Rose Gallagher, from Troon is going to South Africa in January next year.  Rose said, “My husband, Thomas, was in the Royal Air Force and spent over three years of the war there training pilots. He died in 1992 but he used to talk about the place a lot. He loved the country but unfortunately he never got the chance to go back.

“He applied for a job there shortly after the War ended and even had an interview lined up but he met me and that was that. I’m going back with our daughter and we would like to try and go to some of the places he spoke about. It’s lovely to get this experience and also have the chance to feel close to him again.”

John and Rose are amongst six Scottish Second World War veterans who will be making poignant commemorative visits as part of the Big Lottery Fund’s Heroes Return 2 programme.

Big Lottery Fund Scotland Chair, Maureen McGinn, said, “We are extremely proud to support veterans and their families to reflect on their experiences of the Second World War. The heroism of that time should never be forgotten and the stories we hear from those who served with such distinction are testament to that.

“Earlier this year the Big Lottery Fund extended the programme to enable veterans to apply for funding to make second trips. In this way, Lottery funding continues to assist these modest heroes and their families join up with their comrades and revisit the places where they demonstrated such dedication and bravery.

For more information about Heroes Return, call the advice line on 0845 00 00 121 or visit www.biglotteryfund.org.uk/heroesreturn



“Being a Wren sounded glamorous” by Big Lottery Fund

Former Wren Wendy Hogarth, 89, from Bromsgrove in Worcestershire, is about to take her first trip through the Heroes Return programme and is urging other veterans to apply for funding for a first or second visit.

Wendy Hogarth (photo credit - Dan James)

Wendy Hogarth (photo credit – Dan James)

Wendy joined the Royal Navy Fleet Air Arm and was trained as a radar mechanic, testing equipment for aircraft. She met her husband George, a Scottish RAF night fighter pilot, at RAF Defford and they married four months later in September 1944.

However they were soon separated when Wendy was posted to Arbroath, Scotland. While on leave, George visited her in Arbroath and the couple enjoyed New Year’s Eve together.

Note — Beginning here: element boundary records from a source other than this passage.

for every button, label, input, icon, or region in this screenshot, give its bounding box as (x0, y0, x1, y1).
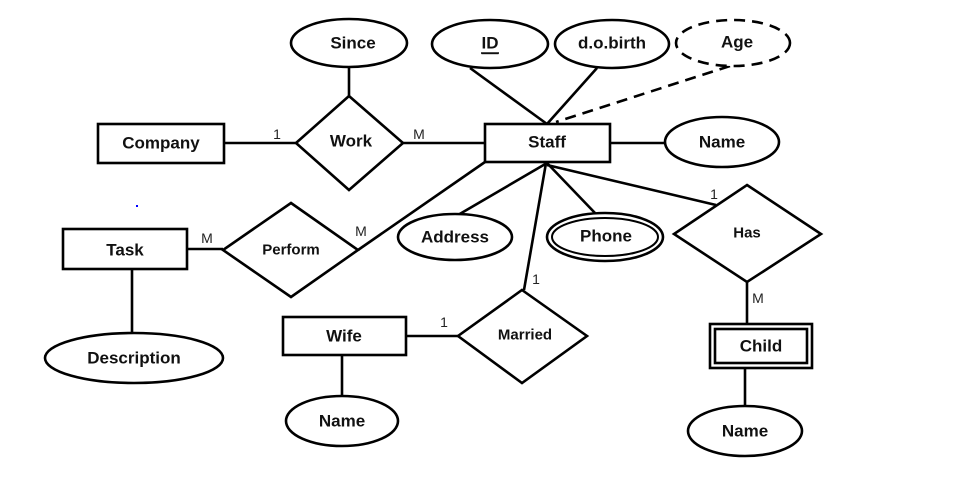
cardinality-task-perform: M (201, 230, 213, 246)
relationship-married: Married (455, 288, 590, 385)
cardinality-staff-has: 1 (710, 186, 718, 202)
weak-entity-child: Child (708, 322, 814, 370)
attribute-wife-name: Name (284, 394, 400, 448)
id-staff-line (469, 66, 548, 126)
relationship-work: Work (294, 94, 405, 192)
derived-attribute-age: Age (674, 18, 792, 68)
relationship-work-label: Work (330, 132, 373, 151)
er-diagram: Company Staff Task Wife Child Work Perfo… (0, 0, 975, 503)
staff-has-line (546, 163, 717, 207)
attribute-wife-name-label: Name (319, 412, 365, 431)
attribute-child-name-label: Name (722, 422, 768, 441)
attribute-since-label: Since (330, 34, 375, 53)
attribute-staff-name: Name (663, 115, 781, 169)
attribute-phone-label: Phone (580, 227, 632, 246)
attribute-dob: d.o.birth (553, 18, 671, 70)
relationship-perform: Perform (220, 201, 361, 299)
er-diagram-svg: Company Staff Task Wife Child Work Perfo… (43, 17, 824, 458)
cardinality-perform-staff: M (355, 223, 367, 239)
entity-task-label: Task (106, 241, 144, 260)
attribute-child-name: Name (686, 404, 804, 458)
attribute-description-label: Description (87, 349, 181, 368)
key-attribute-id: ID (430, 18, 550, 70)
entity-company-label: Company (122, 134, 200, 153)
cardinality-wife-married: 1 (440, 314, 448, 330)
cardinality-married-staff: 1 (532, 271, 540, 287)
entity-staff: Staff (483, 122, 612, 164)
entity-company: Company (96, 122, 226, 165)
entity-child-label: Child (740, 337, 783, 356)
entity-staff-label: Staff (528, 133, 566, 152)
relationship-married-label: Married (498, 327, 552, 344)
attribute-age-label: Age (721, 33, 753, 52)
entity-wife: Wife (281, 315, 408, 357)
attribute-id-label: ID (482, 34, 499, 53)
attribute-address-label: Address (421, 228, 489, 247)
stray-dot (136, 205, 138, 207)
relationship-has-label: Has (733, 225, 761, 242)
cardinality-company-work: 1 (273, 126, 281, 142)
attribute-description: Description (43, 331, 225, 385)
entity-wife-label: Wife (326, 327, 362, 346)
attribute-staff-name-label: Name (699, 133, 745, 152)
attribute-dob-label: d.o.birth (578, 34, 646, 53)
attribute-address: Address (396, 212, 514, 262)
cardinality-work-staff: M (413, 126, 425, 142)
cardinality-has-child: M (752, 290, 764, 306)
entity-task: Task (61, 227, 189, 271)
relationship-perform-label: Perform (262, 242, 320, 259)
attribute-since: Since (289, 17, 409, 69)
age-staff-line (555, 64, 731, 124)
multivalued-attribute-phone: Phone (545, 211, 665, 263)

Those few days together meant so much to them that Wendy is making a Heroes Return visit to Arbroath, and the Victorian mansion Letham Grange where she was stationed.

She said: “Worcestershire is about as far as from the sea as it is possible to be, but I thought being a Wren sounded glamorous and I had visions of being a member of a boat crew. I was told I would be a radio mechanic as I had studied Maths and Physics.”

After learning some basics like soldering joints at Chelsea Polytechnic she was sent to HMS Ariel in Lancashire for three months of practical training.

She recalled: “I was then sent back to Worcestershire to RAF Defford and a top secret experimental radar establishment at nearby Malvern. I didn’t really know how important radar was going to be but we knew how serious it was when we had to sign secrecy documents.

“It was at Defford where my life changed for I met a handsome RAF pilot who was resting there and we got married. He flew as a night fighter in Mosquitoes. Later on his role shifted to intruder patrols – he used to fly out looking for targets to bomb such as trains and ammunition depots.

“Shortly after we married I was posted to Arbroath. Being apart was nothing unusual during the war. I never worried too much about him – I guess we were young and very positive and never thought anything would happen to us. We wrote to each other a lot – loved ones writing to each other every day was not unusual during the war.

“After we married I spent New Year in Scotland for the first time. George came up on leave and we stayed in a hotel on the main square. What a difference New Year’s Eve was – the town went mad – dancing in the streets and bands playing.”

George passed away in August 2011 just before his 90th birthday. Now Wendy is planning to return to Arbroath and Letham Grange, to revisit the places the couple spent during that New Year period.

She said: “Those days were very important to us – when we bought our first house we called it ‘Letham’ and our second ‘Letham House’. This is why I want to return to Arbroath. Those few days together that New Year were very special.”